I use word embeddings regularly at work, specifically word2vec. Word2vec creates vector representations of words, by analyzing the word contexts they appear in. These representations are useful since it lets you calculate similarity between words by calculating the distance between them. The Word2vec model has many hyperparameters that can effect its performance. Today's paper, "Redefining Context Window for Word Embedding Models: An Experimental Study," by Lison and Kutuzov is basically a grid search over some of these hyperparameters, using Google News articles, and teleplay scripts as corpuses. For evaluation, they used a measure of semantic and lexical similarity (SimLex999), and a measure of analogies.
Here is what they found for each hyperparameter:
Context window:The "context" for a word is the surrounding words.
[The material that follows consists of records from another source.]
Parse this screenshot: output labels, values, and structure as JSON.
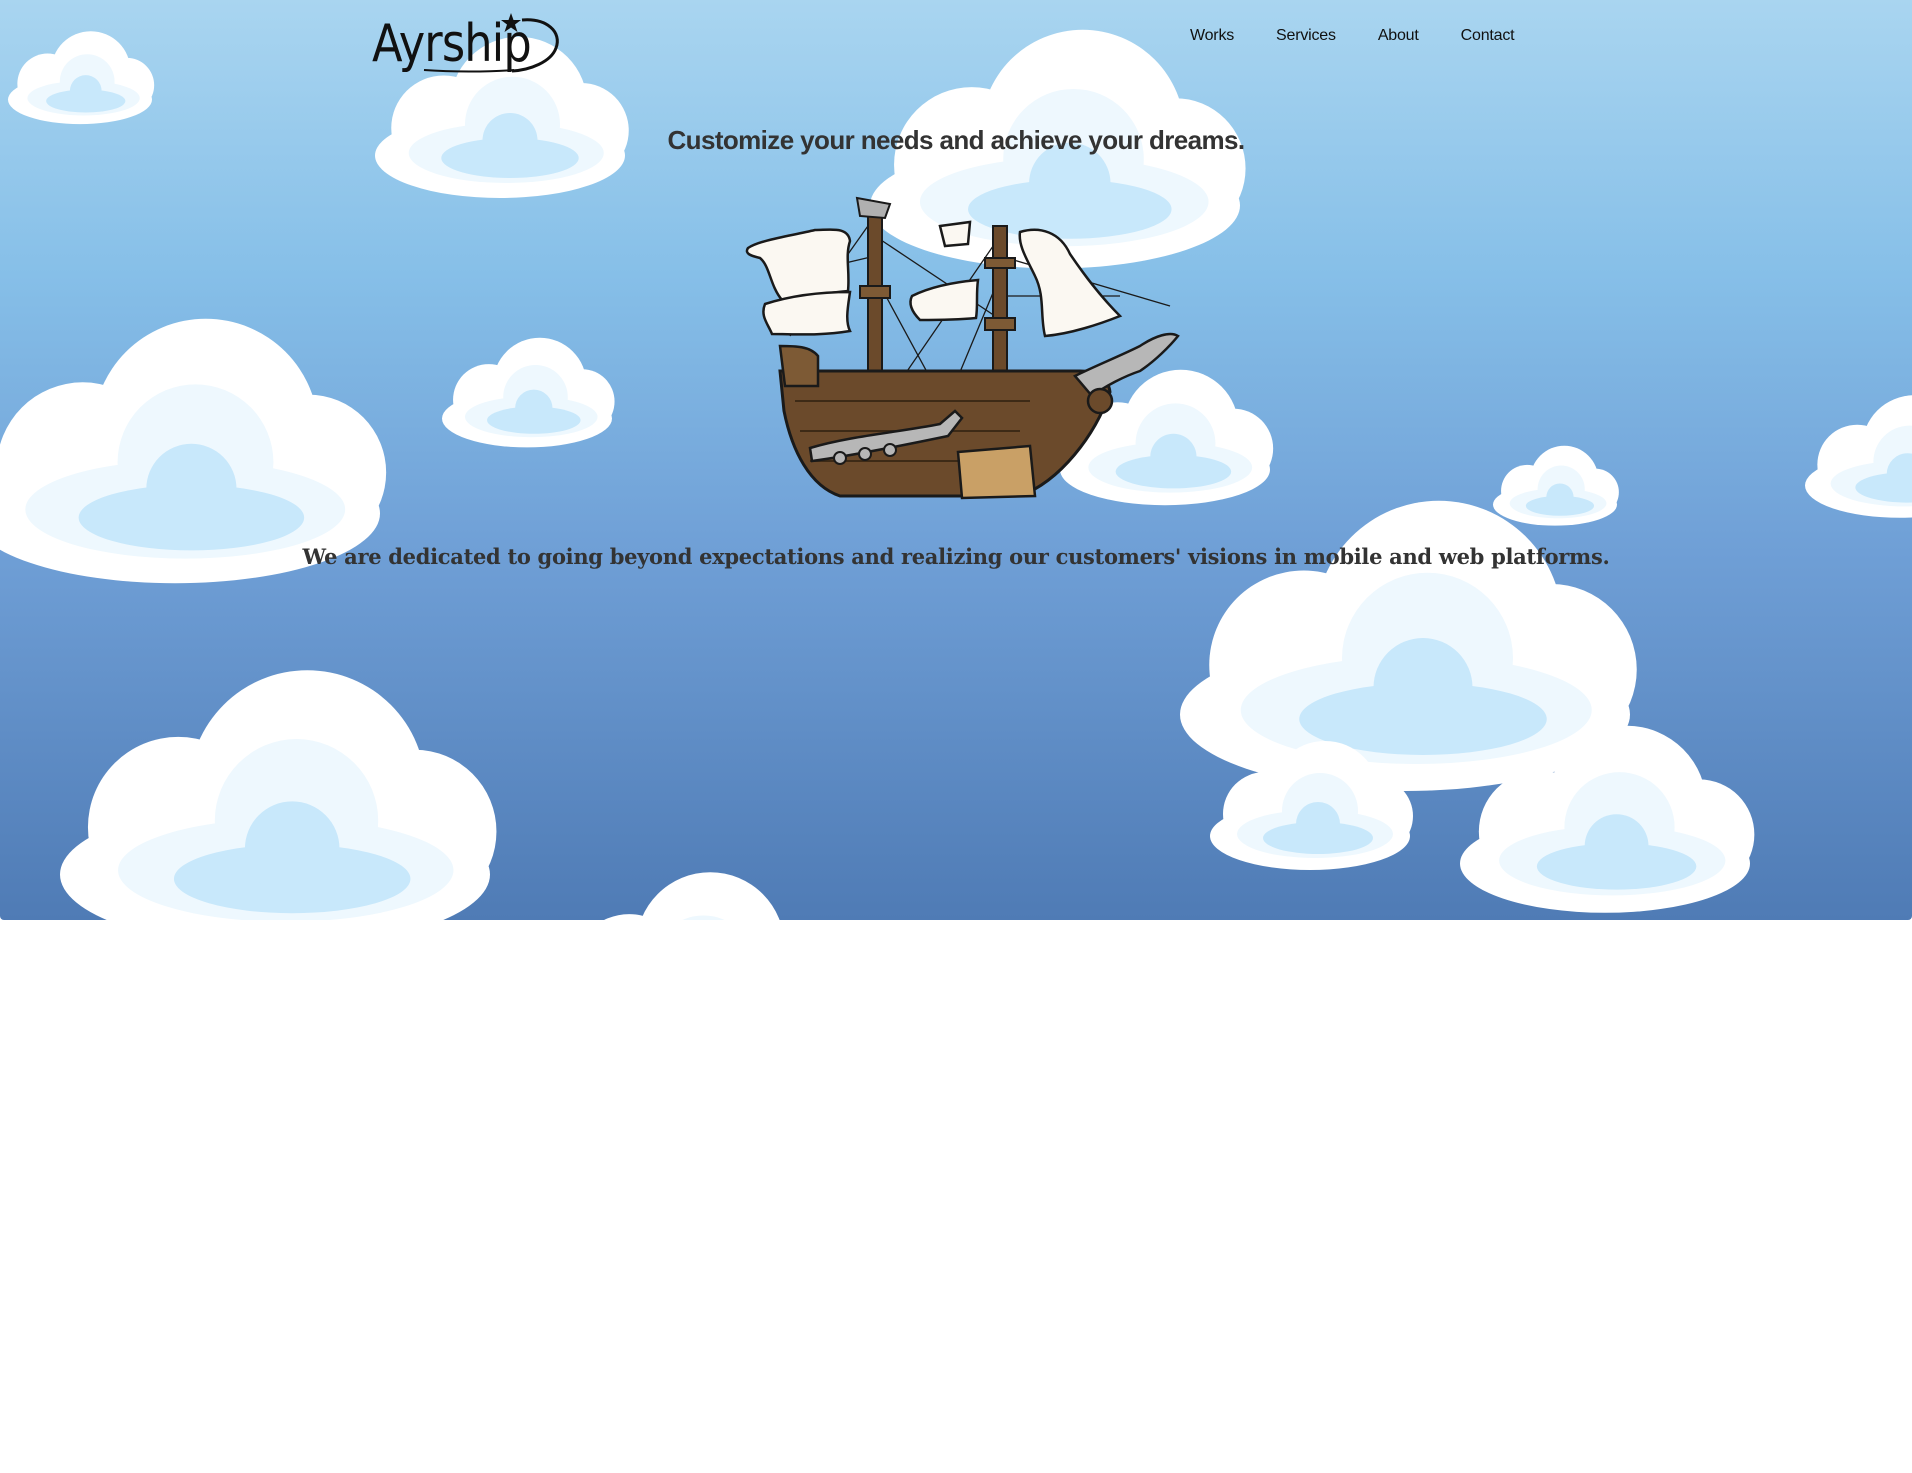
{
  "brand": {
    "logo_text": "Ayrship"
  },
  "nav": {
    "items": [
      {
        "label": "Works"
      },
      {
        "label": "Services"
      },
      {
        "label": "About"
      },
      {
        "label": "Contact"
      }
    ]
  },
  "hero": {
    "tagline": "Customize your needs and achieve your dreams.",
    "mission": "We are dedicated to going beyond expectations and realizing our customers' visions in mobile and web platforms."
  },
  "colors": {
    "sky_top": "#a9d5f0",
    "sky_bottom": "#4f7bb5",
    "cloud_white": "#ffffff",
    "cloud_light": "#e3f3fd",
    "cloud_blue": "#c5e6fa",
    "text_dark": "#333333"
  },
  "icons": {
    "logo_star": "star-icon",
    "ship": "airship-illustration"
  }
}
This hyperparameter determines how many words are in the context. E.g. if the window is 1, then only words adjacent to a target word are considered; for a window of 5, the five words before and after a target word are in context.
In the past, it has been found that narrow windows improve the functional (part of speech) and synonymic qualities of an embedding; and wide windows improve topicality or analogies. This makes intuitive sense. For example, consider a narrow context like "how ____ Excel." The words that make sense in this context are mostly verbs, but the verbs could have widely different meanings. In contrast, consider a wider context like "how do I use the ____ in Excel to change date formats." Here, the missing word could be a verb or feature, but the topic is likely related to datetimes in Excel.
This paper performed a grid search over context windows of 1, 2, 5, and 10 words. Their results mirror the conventional wisdom: as window size increased, semantic similarity decreased, and analogy performance increased.
|A. Performance on SimLex goes down as window size increases (Google news corpus).|
B. Performance on analogies increases with window size (Subtitles corpus)
In standard word embeddings, the context window is symmetric around a target word, e.g. five words before and after it. Lison and Kutuzov tried using asymmetric embeddings to right and left of a target word. In all hyperparameter combinations and corpora, the left window was worse than symmetric; however, in some combinations, the right window was equally as good as the symmetric one. This is interesting from a linguistic perspective, but given that symmetric embeddings work the best, I'm not sure this is an actionable insight. It does make me wonder how asymmetric windows would work in other languages with different word order.
|In the subtitles corpus using the functional metric, right and symmetric windows performed similarly, while left performed worse.|
Cross-sentential is a fancy word for letting contexts cross sentence boundaries. To do this, you can put an entire document through the model rather than chopping it into sentences beforehand. The Google News corpus had longer sentences than the subtitles corpus (21 words to 7). In the Google News corpus there was almost no difference between split-sentential and cross-sentential embeddings (perhaps due to the longer sentence length). In the subtitles corpus, however, functional scores were decreased by using a cross-sentential embeddings, and analogy performance increased. This was especially pronounced for wide windows in the cross-sentential context (where the window was wider than a single sentence).
I think the takeaway here is the cross-sentential embeddings can be useful for specific goals: if you are more concerned with topicality and have short documents, it can improve performance.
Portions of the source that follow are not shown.